Ten years ago
So, local authority workers think a 2% pay offer is bad. Trust us, it could be worse – a decade ago, care workers at a Norfolk nursing home were given supermarket vouchers as part of their pay deal.
At the time, the proprietor said it was the only way of giving low-paid workers an increase (offering vouchers is cheaper because they attract lower employer National Insurance contributions).
Let’s hope this doesn’t give the Local Government Employers any silly ideas. Before we know it, they could be back at the bargaining table 1% plus £50 M&S vouchers, or two-for-one vouchers for Woolworths.
Social workers topped the stress league of 100 different professionals back in May 1997. The survey compared the effects of pay, public esteem, workloads and expectations. The researcher said “there are fewer social workers, they are less valued by society and they are more accountable than ever before”. Sound familiar?
Perhaps social workers would be less stressed if they’d taken heed of then Scottish health minister Sam Galbraith’s warning ten years ago of “too many meetings, not enough action”. He urged social work departments to take a long, hard look at spending on bureaucratic structures and procedures.

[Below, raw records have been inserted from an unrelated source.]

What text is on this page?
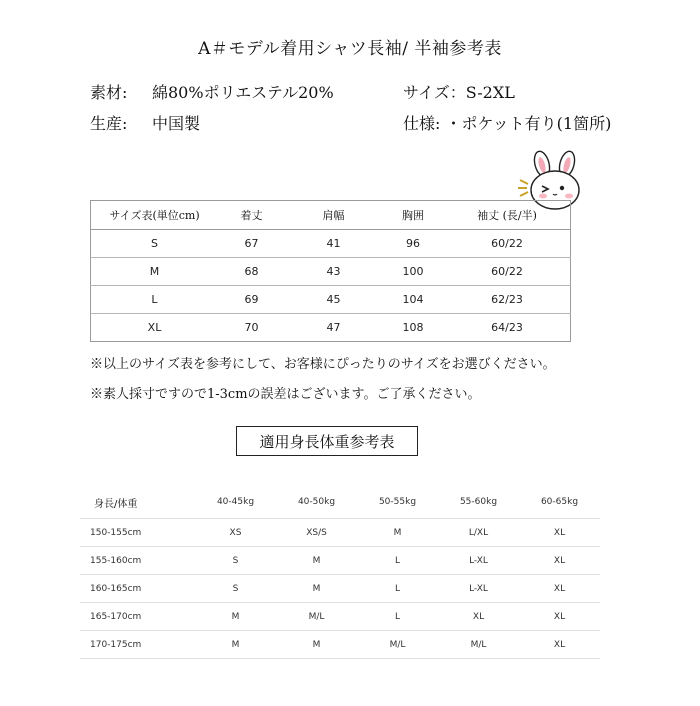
A＃モデル着用シャツ長袖/ 半袖参考表
素材: 綿80%ポリエステル20%	サイズ：S-2XL
生産: 中国製	仕様: ・ポケット有り(1箇所)
サイズ表(単位cm)	着丈	肩幅	胸囲	袖丈 (長/半)
S	67	41	96	60/22
M	68	43	100	60/22
L	69	45	104	62/23
XL	70	47	108	64/23
※以上のサイズ表を参考にして、お客様にぴったりのサイズをお選びください。
※素人採寸ですので1-3cmの誤差はございます。ご了承ください。
適用身長体重参考表
身長/体重	40-45kg	40-50kg	50-55kg	55-60kg	60-65kg
150-155cm	XS	XS/S	M	L/XL	XL
155-160cm	S	M	L	L-XL	XL
160-165cm	S	M	L	L-XL	XL
165-170cm	M	M/L	L	XL	XL
170-175cm	M	M	M/L	M/L	XL
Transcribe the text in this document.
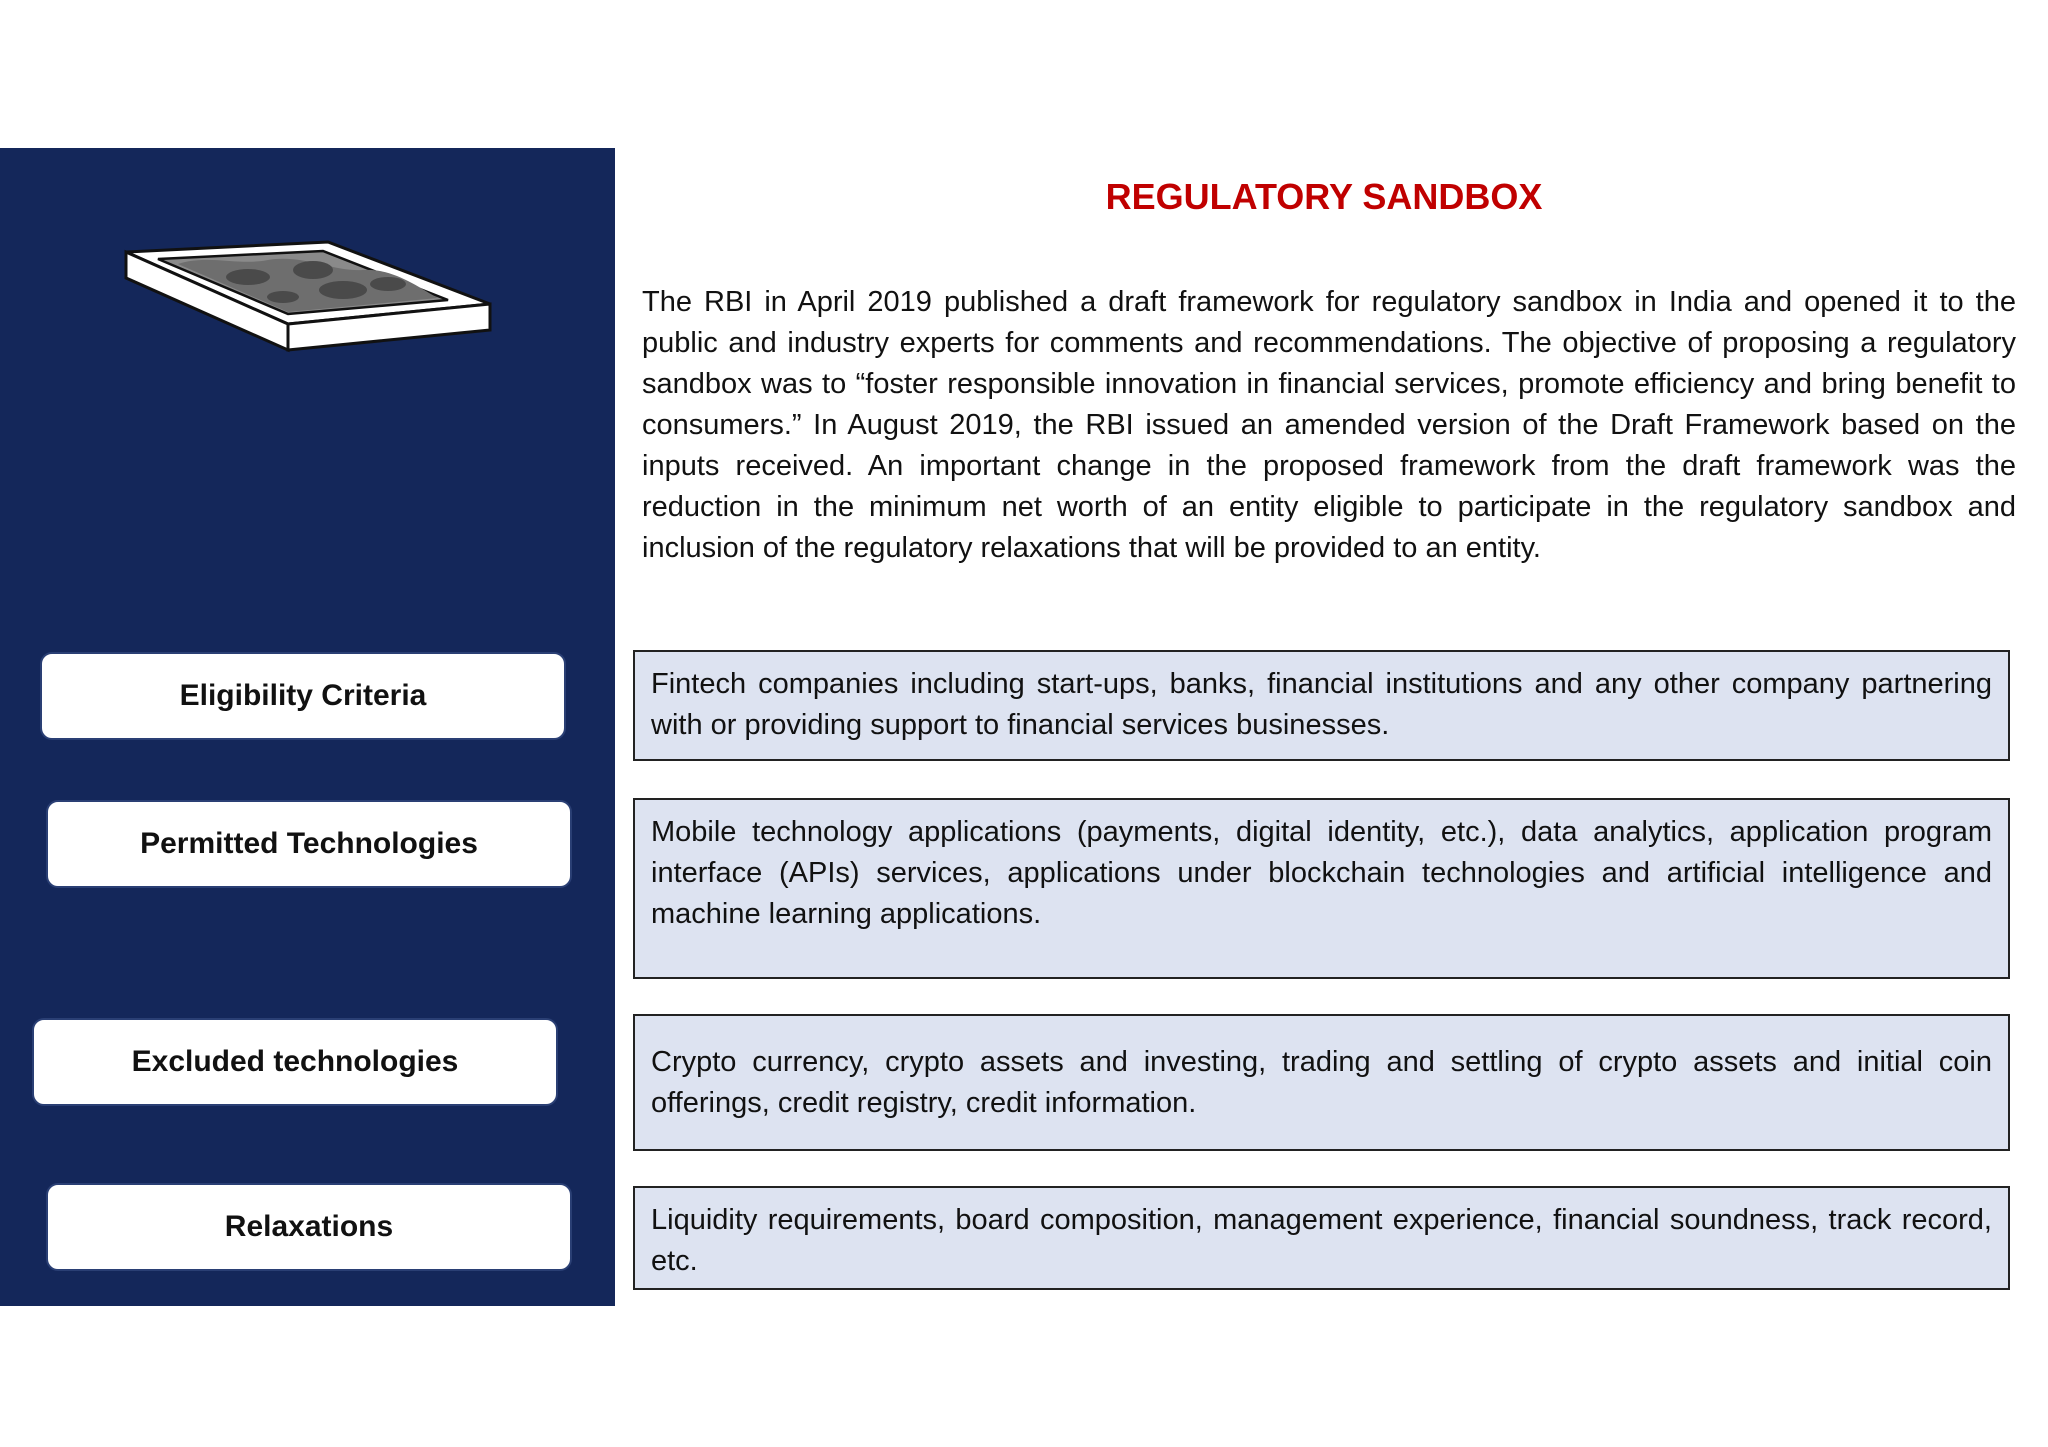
REGULATORY SANDBOX
The RBI in April 2019 published a draft framework for regulatory sandbox in India and opened it to the public and industry experts for comments and recommendations. The objective of proposing a regulatory sandbox was to “foster responsible innovation in financial services, promote efficiency and bring benefit to consumers.” In August 2019, the RBI issued an amended version of the Draft Framework based on the inputs received. An important change in the proposed framework from the draft framework was the reduction in the minimum net worth of an entity eligible to participate in the regulatory sandbox and inclusion of the regulatory relaxations that will be provided to an entity.
Eligibility Criteria
Permitted Technologies
Excluded technologies
Relaxations
Fintech companies including start-ups, banks, financial institutions and any other company partnering with or providing support to financial services businesses.
Mobile technology applications (payments, digital identity, etc.), data analytics, application program interface (APIs) services, applications under blockchain technologies and artificial intelligence and machine learning applications.
Crypto currency, crypto assets and investing, trading and settling of crypto assets and initial coin offerings, credit registry, credit information.
Liquidity requirements, board composition, management experience, financial soundness, track record, etc.
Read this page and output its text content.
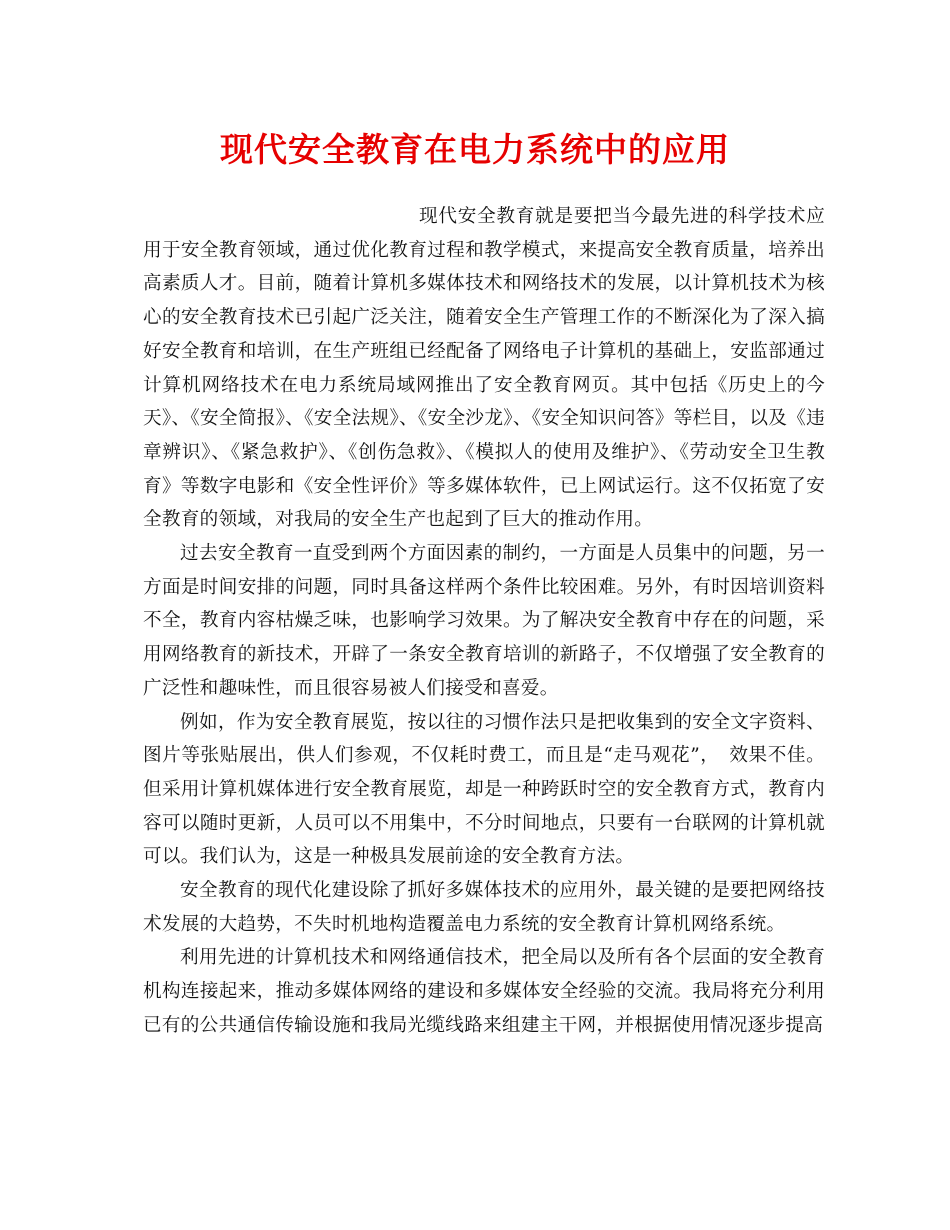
现代安全教育在电力系统中的应用

现代安全教育就是要把当今最先进的科学技术应用于安全教育领域，通过优化教育过程和教学模式，来提高安全教育质量，培养出高素质人才。目前，随着计算机多媒体技术和网络技术的发展，以计算机技术为核心的安全教育技术已引起广泛关注，随着安全生产管理工作的不断深化为了深入搞好安全教育和培训，在生产班组已经配备了网络电子计算机的基础上，安监部通过计算机网络技术在电力系统局域网推出了安全教育网页。其中包括《历史上的今天》、《安全简报》、《安全法规》、《安全沙龙》、《安全知识问答》等栏目，以及《违章辨识》、《紧急救护》、《创伤急救》、《模拟人的使用及维护》、《劳动安全卫生教育》等数字电影和《安全性评价》等多媒体软件，已上网试运行。这不仅拓宽了安全教育的领域，对我局的安全生产也起到了巨大的推动作用。

过去安全教育一直受到两个方面因素的制约，一方面是人员集中的问题，另一方面是时间安排的问题，同时具备这样两个条件比较困难。另外，有时因培训资料不全，教育内容枯燥乏味，也影响学习效果。为了解决安全教育中存在的问题，采用网络教育的新技术，开辟了一条安全教育培训的新路子，不仅增强了安全教育的广泛性和趣味性，而且很容易被人们接受和喜爱。

例如，作为安全教育展览，按以往的习惯作法只是把收集到的安全文字资料、图片等张贴展出，供人们参观，不仅耗时费工，而且是“走马观花”，　效果不佳。但采用计算机媒体进行安全教育展览，却是一种跨跃时空的安全教育方式，教育内容可以随时更新，人员可以不用集中，不分时间地点，只要有一台联网的计算机就可以。我们认为，这是一种极具发展前途的安全教育方法。

安全教育的现代化建设除了抓好多媒体技术的应用外，最关键的是要把网络技术发展的大趋势，不失时机地构造覆盖电力系统的安全教育计算机网络系统。

利用先进的计算机技术和网络通信技术，把全局以及所有各个层面的安全教育机构连接起来，推动多媒体网络的建设和多媒体安全经验的交流。我局将充分利用已有的公共通信传输设施和我局光缆线路来组建主干网，并根据使用情况逐步提高
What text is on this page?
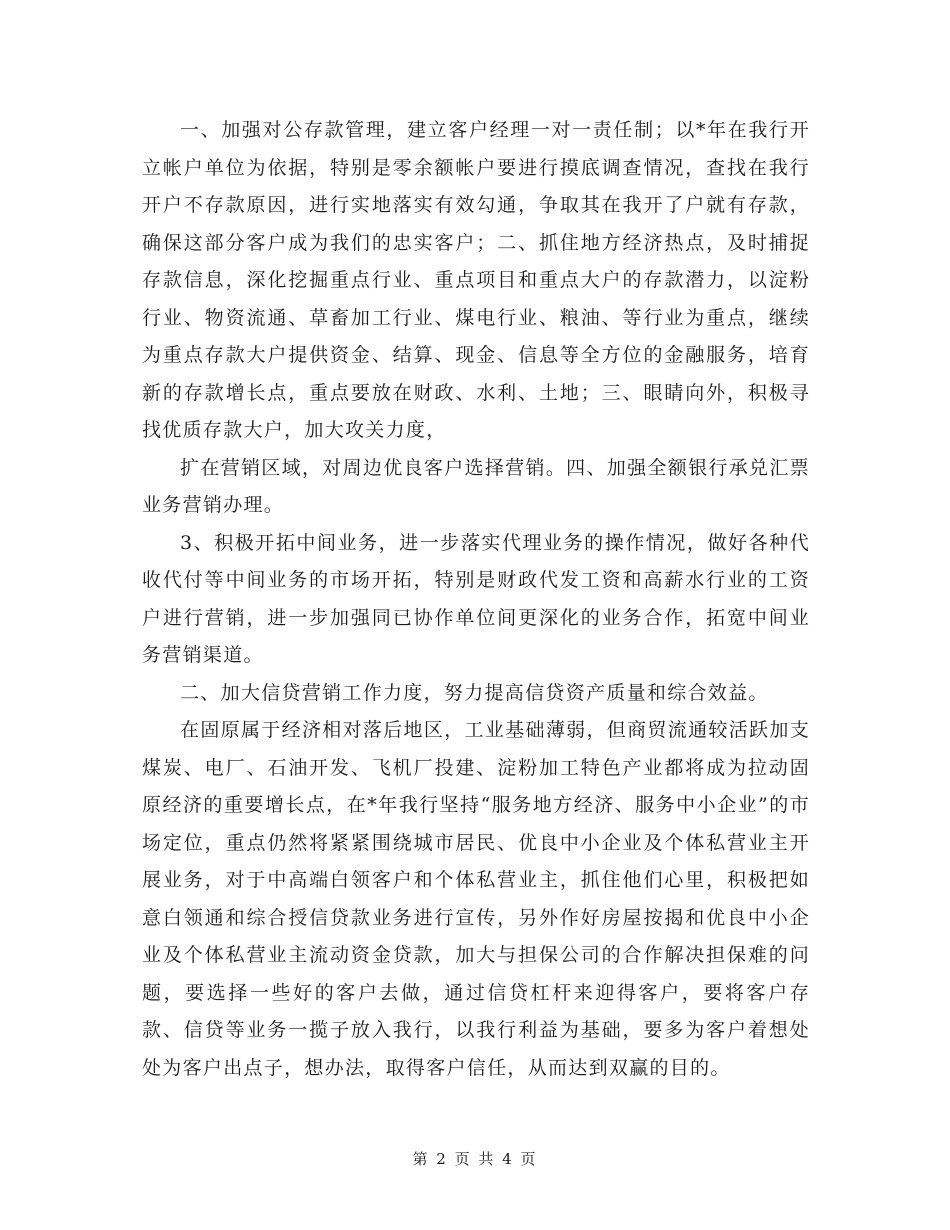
一、加强对公存款管理，建立客户经理一对一责任制；以*年在我行开立帐户单位为依据，特别是零余额帐户要进行摸底调查情况，查找在我行开户不存款原因，进行实地落实有效勾通，争取其在我开了户就有存款，确保这部分客户成为我们的忠实客户；二、抓住地方经济热点，及时捕捉存款信息，深化挖掘重点行业、重点项目和重点大户的存款潜力，以淀粉行业、物资流通、草畜加工行业、煤电行业、粮油、等行业为重点，继续为重点存款大户提供资金、结算、现金、信息等全方位的金融服务，培育新的存款增长点，重点要放在财政、水利、土地；三、眼睛向外，积极寻找优质存款大户，加大攻关力度，

扩在营销区域，对周边优良客户选择营销。四、加强全额银行承兑汇票业务营销办理。

3、积极开拓中间业务，进一步落实代理业务的操作情况，做好各种代收代付等中间业务的市场开拓，特别是财政代发工资和高薪水行业的工资户进行营销，进一步加强同已协作单位间更深化的业务合作，拓宽中间业务营销渠道。

二、加大信贷营销工作力度，努力提高信贷资产质量和综合效益。

在固原属于经济相对落后地区，工业基础薄弱，但商贸流通较活跃加支煤炭、电厂、石油开发、飞机厂投建、淀粉加工特色产业都将成为拉动固原经济的重要增长点，在*年我行坚持“服务地方经济、服务中小企业”的市场定位，重点仍然将紧紧围绕城市居民、优良中小企业及个体私营业主开展业务，对于中高端白领客户和个体私营业主，抓住他们心里，积极把如意白领通和综合授信贷款业务进行宣传，另外作好房屋按揭和优良中小企业及个体私营业主流动资金贷款，加大与担保公司的合作解决担保难的问题，要选择一些好的客户去做，通过信贷杠杆来迎得客户，要将客户存款、信贷等业务一揽子放入我行，以我行利益为基础，要多为客户着想处处为客户出点子，想办法，取得客户信任，从而达到双赢的目的。

第 2 页 共 4 页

Apparently, his please fell on deaf ears. As we revealed in 26 April, our exclusive survey of 1,000 social workers found that three-quarters of social workers spend more than 40% of their time today on admin.
Five years ago
St Albans Council’s ran into trouble five years ago after this story found its way into the local papers. the council’s housing department placed a homeless alcoholic with mental health needs in a lap dancing pub.
As if that wasn’t bad enough, it emerged that children, women fleeing domestic violence, and a teenage mum had also been housed in the same pub.
In what must have been one of the gross understatements of the year, a council spokesperson questioned about the suitability of the venue for vulnerable clients admitted it was “far from ideal”.
Sadly, venues that are even further from ideal continue to be used today – the
shortage of good B&Bs means we still hear stories of care leavers being housed nextdoor to crack dens and mixing with drug addicts and criminals. It makes lap dancing pubs looks relatively innocuous by comparison.
Social workers may laugh hollowly when re-reading Alan Milburn’s speech to the RCN Congress in May 2002. The then health secretary told delegates that social services were no longer the poor relation of health services and that thanks to the Budget, social services would have extra resources to stabilise the care homes market and buy more care home beds.
Note, he did not say social services would have extra resources to bail out overspent primary care trusts – although perhaps that’s what PCT chief executives thought Milburn meant when he said: “Health and social servicesboth rely on each other.”